Audio By Carbonatix
Cocoa farmers in the Assin North, Assin Central and Assin South Districts of the Central Region have lamented over non-payments of their cocoa sold to Licensed Buying Companies (LBCs).
According to the farmers, the delay in payments had persisted for years, but the situation over the last seven months had worsened their plight.
The farmers, therefore, want government to come clean with them on why their monies had been delayed as they suspected LBCs and Purchasing Clarks (PCs) to be playing smart on them.
The aggrieved farmers made the appeal at a forum on the 'sustainability of the cocoa industry and role of key stakeholders' at Assin-Fosu.

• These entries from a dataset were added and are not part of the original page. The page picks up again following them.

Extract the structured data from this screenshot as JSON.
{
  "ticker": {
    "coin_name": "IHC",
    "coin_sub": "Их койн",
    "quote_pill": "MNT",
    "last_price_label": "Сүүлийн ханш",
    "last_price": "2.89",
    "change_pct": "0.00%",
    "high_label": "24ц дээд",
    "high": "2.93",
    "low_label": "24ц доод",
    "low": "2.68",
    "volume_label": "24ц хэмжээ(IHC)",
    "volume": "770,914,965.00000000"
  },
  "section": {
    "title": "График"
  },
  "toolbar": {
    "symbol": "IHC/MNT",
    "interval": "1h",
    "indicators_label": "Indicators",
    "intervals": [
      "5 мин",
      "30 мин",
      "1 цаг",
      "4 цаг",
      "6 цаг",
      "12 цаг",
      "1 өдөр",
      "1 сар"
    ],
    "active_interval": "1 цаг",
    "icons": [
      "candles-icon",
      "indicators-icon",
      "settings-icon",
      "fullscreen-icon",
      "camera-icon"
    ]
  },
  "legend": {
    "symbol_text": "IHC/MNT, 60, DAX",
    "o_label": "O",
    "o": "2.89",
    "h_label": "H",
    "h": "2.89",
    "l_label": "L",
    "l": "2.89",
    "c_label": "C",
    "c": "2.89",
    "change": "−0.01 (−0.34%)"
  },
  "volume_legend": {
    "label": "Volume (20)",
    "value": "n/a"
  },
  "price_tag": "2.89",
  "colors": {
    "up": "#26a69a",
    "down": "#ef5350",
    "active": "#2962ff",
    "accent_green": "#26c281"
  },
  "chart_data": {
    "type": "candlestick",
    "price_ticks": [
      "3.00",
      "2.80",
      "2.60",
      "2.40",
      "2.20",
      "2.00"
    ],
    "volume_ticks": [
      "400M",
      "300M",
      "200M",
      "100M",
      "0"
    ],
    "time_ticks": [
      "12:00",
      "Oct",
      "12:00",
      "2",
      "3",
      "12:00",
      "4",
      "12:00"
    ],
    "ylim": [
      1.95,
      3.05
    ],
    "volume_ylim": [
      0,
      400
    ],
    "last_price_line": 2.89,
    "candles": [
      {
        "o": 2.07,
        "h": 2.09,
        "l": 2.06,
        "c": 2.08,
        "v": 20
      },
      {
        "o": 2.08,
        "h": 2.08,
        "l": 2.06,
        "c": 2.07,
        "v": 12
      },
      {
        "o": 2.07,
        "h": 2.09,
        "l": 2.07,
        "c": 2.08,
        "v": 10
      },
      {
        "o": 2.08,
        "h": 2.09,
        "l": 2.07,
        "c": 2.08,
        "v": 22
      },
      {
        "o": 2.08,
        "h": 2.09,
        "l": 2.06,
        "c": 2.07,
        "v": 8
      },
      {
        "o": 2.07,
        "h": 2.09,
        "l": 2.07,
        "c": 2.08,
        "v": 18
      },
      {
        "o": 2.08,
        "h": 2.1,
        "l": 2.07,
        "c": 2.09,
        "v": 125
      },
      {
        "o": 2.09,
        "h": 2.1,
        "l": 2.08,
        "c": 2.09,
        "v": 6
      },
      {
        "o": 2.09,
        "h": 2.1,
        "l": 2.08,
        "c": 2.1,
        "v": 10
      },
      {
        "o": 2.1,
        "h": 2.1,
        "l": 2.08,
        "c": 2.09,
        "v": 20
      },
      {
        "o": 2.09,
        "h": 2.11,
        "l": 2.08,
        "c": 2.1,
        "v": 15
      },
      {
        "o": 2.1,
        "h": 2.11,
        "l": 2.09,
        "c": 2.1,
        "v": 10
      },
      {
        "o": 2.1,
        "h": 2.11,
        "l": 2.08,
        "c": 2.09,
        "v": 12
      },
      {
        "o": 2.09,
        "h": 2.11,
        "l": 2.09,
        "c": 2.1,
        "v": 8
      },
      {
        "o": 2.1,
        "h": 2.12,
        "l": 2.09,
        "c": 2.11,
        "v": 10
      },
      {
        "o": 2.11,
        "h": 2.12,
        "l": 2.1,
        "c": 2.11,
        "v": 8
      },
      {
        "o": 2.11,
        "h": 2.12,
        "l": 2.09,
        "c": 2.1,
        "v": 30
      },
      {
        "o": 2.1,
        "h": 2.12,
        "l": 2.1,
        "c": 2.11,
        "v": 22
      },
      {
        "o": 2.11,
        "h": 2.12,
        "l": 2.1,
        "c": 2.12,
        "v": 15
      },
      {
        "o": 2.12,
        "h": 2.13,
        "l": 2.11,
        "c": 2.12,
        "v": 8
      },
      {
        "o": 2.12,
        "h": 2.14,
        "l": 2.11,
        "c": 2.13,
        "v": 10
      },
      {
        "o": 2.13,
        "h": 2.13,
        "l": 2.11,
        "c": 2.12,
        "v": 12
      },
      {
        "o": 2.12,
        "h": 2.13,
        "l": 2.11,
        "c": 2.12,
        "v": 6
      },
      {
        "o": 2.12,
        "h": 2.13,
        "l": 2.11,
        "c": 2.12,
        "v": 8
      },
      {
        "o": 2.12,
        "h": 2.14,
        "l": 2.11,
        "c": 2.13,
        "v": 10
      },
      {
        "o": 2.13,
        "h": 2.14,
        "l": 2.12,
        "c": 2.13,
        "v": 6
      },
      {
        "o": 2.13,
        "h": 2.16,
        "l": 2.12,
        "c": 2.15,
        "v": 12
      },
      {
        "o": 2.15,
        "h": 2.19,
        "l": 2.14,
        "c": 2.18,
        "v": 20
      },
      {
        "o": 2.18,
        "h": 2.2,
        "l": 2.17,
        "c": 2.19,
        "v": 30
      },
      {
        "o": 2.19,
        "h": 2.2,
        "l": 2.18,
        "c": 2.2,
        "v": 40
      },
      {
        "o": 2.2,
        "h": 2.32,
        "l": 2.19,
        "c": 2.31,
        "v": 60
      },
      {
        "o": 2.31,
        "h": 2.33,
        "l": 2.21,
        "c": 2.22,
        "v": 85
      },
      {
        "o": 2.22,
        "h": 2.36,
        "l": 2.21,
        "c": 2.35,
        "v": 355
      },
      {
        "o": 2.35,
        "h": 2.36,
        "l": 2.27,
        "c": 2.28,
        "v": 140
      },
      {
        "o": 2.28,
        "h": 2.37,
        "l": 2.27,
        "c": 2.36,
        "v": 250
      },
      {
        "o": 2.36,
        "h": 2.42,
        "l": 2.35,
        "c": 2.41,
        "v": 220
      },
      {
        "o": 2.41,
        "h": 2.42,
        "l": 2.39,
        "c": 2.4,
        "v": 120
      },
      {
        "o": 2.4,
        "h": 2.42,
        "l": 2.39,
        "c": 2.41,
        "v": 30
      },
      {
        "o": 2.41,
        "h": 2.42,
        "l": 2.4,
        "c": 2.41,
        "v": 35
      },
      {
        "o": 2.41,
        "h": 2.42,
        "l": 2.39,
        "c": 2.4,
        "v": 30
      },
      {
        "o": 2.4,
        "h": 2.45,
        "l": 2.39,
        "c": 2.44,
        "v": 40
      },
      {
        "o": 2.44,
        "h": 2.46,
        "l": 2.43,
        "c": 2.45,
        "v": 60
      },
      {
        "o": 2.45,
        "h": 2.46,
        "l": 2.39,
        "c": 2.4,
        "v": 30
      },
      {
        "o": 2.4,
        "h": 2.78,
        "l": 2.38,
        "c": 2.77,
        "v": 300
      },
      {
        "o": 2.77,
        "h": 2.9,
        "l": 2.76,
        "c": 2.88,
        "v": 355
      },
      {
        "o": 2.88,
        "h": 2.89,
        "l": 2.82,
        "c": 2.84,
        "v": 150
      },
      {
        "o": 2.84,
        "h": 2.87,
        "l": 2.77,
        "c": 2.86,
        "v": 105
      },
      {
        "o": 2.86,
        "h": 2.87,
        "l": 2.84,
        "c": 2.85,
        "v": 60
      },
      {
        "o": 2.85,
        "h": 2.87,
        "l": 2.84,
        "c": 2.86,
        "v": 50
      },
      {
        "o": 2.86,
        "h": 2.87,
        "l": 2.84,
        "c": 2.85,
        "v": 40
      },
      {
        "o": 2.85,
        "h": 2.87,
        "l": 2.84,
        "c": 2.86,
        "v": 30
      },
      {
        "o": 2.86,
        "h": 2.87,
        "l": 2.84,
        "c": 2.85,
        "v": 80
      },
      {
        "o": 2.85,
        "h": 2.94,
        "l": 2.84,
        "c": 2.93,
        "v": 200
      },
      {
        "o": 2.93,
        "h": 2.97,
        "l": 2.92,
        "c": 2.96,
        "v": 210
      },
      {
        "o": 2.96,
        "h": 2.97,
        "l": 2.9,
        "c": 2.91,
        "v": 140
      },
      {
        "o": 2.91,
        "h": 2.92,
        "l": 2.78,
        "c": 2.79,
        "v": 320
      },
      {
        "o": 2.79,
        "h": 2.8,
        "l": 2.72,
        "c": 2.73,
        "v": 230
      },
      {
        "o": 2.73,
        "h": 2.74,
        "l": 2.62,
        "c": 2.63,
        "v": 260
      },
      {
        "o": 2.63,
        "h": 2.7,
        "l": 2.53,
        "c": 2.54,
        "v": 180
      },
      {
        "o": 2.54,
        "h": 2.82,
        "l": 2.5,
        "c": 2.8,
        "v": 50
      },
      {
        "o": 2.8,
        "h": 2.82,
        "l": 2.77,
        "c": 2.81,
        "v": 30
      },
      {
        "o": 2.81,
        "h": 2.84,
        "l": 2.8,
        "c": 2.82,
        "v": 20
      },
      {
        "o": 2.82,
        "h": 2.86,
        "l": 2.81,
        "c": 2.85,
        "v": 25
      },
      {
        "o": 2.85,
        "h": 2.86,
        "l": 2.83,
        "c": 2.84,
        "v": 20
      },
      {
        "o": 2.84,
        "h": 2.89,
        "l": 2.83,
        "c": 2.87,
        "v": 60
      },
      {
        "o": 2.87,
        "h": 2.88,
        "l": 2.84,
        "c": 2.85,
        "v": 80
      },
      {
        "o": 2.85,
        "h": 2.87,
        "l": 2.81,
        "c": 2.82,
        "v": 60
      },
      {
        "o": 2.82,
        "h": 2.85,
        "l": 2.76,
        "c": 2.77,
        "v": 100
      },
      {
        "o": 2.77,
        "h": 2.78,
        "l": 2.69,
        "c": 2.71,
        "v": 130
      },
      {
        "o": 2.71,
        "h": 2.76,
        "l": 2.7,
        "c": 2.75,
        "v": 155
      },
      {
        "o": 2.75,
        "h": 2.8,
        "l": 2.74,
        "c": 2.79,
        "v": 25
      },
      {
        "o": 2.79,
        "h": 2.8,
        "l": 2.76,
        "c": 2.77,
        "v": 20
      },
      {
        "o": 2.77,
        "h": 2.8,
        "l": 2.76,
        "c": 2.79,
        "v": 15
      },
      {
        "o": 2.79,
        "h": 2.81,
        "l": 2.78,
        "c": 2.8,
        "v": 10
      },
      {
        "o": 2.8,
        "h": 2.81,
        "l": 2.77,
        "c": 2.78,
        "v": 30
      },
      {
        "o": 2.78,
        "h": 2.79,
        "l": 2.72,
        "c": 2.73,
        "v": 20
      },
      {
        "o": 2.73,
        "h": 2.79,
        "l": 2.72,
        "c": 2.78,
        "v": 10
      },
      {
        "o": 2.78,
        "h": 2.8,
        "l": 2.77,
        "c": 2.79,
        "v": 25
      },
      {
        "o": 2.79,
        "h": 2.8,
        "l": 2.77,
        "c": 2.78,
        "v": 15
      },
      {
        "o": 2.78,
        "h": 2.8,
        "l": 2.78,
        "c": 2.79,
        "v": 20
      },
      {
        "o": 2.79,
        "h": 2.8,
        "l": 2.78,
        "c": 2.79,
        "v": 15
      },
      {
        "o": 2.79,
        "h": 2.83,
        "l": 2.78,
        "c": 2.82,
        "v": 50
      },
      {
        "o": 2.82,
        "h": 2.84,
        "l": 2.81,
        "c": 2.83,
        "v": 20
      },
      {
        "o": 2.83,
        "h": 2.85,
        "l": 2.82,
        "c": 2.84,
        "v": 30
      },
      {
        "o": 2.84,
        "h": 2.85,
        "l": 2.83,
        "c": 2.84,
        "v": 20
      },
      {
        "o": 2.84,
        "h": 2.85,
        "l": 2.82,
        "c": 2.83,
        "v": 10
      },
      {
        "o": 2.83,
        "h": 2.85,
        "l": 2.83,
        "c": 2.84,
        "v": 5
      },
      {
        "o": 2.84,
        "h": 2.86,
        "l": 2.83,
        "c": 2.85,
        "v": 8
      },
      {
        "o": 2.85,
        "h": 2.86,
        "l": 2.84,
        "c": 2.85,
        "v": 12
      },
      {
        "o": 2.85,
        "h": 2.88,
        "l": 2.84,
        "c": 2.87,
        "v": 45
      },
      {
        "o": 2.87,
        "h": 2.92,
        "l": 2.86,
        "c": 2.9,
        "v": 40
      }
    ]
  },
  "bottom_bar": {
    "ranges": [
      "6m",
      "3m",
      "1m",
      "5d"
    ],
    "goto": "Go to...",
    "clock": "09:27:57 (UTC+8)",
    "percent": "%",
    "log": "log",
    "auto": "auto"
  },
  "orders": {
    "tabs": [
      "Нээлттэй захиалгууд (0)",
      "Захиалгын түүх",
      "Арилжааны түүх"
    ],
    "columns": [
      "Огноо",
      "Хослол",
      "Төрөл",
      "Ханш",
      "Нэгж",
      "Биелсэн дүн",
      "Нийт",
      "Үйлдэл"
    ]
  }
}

Sharing his frustrations, Mr Philip Amankwah, a 35-year-old farmer from Assin-Andoe, said many cocoa farmers depended mainly on proceeds from their cocoa to fend for their families and prepare new farmlands for the next farming season.
"The proceeds of the cocoa is what we use to pay among others, school fees, utilities, medical bills and therefore, the lack of it is impoverishing the poor farmers without alternative means of livelihoods”.
Madam Akosua Abrefi from Assin-Bereku with over 60 acres of Cocoa farm said: “We are now keeping the cocoa produce in our rooms after drying because the LBC and PCs are claiming there is no money."
On cocoa weighing scales, the farmers appealed to the government to investigate the widespread manipulation of weighing scales by PCs and arrest perpetrators engaged in such fraudulent practice to serve as deterrent to others.
They also urged LBCs and the Ghana Standards Authority to intensify monitoring especially in the hard-to-reach communities to ensure that PCs adhered to the approved weighing scales and standards.
Touching on other issues affecting the cocoa industry in Ghana, the farmers called on government to pay farmers allowances or pension as it did to public sector employees.
"Public sector employees receive allowances, but as the caretaker of all these groups, we earn nothing after old age,” they lamented.
In an interview with the Ghana News Agency after the programme, some PCs who pleaded anonymity, denied that they were using monies of farmers for personal businesses.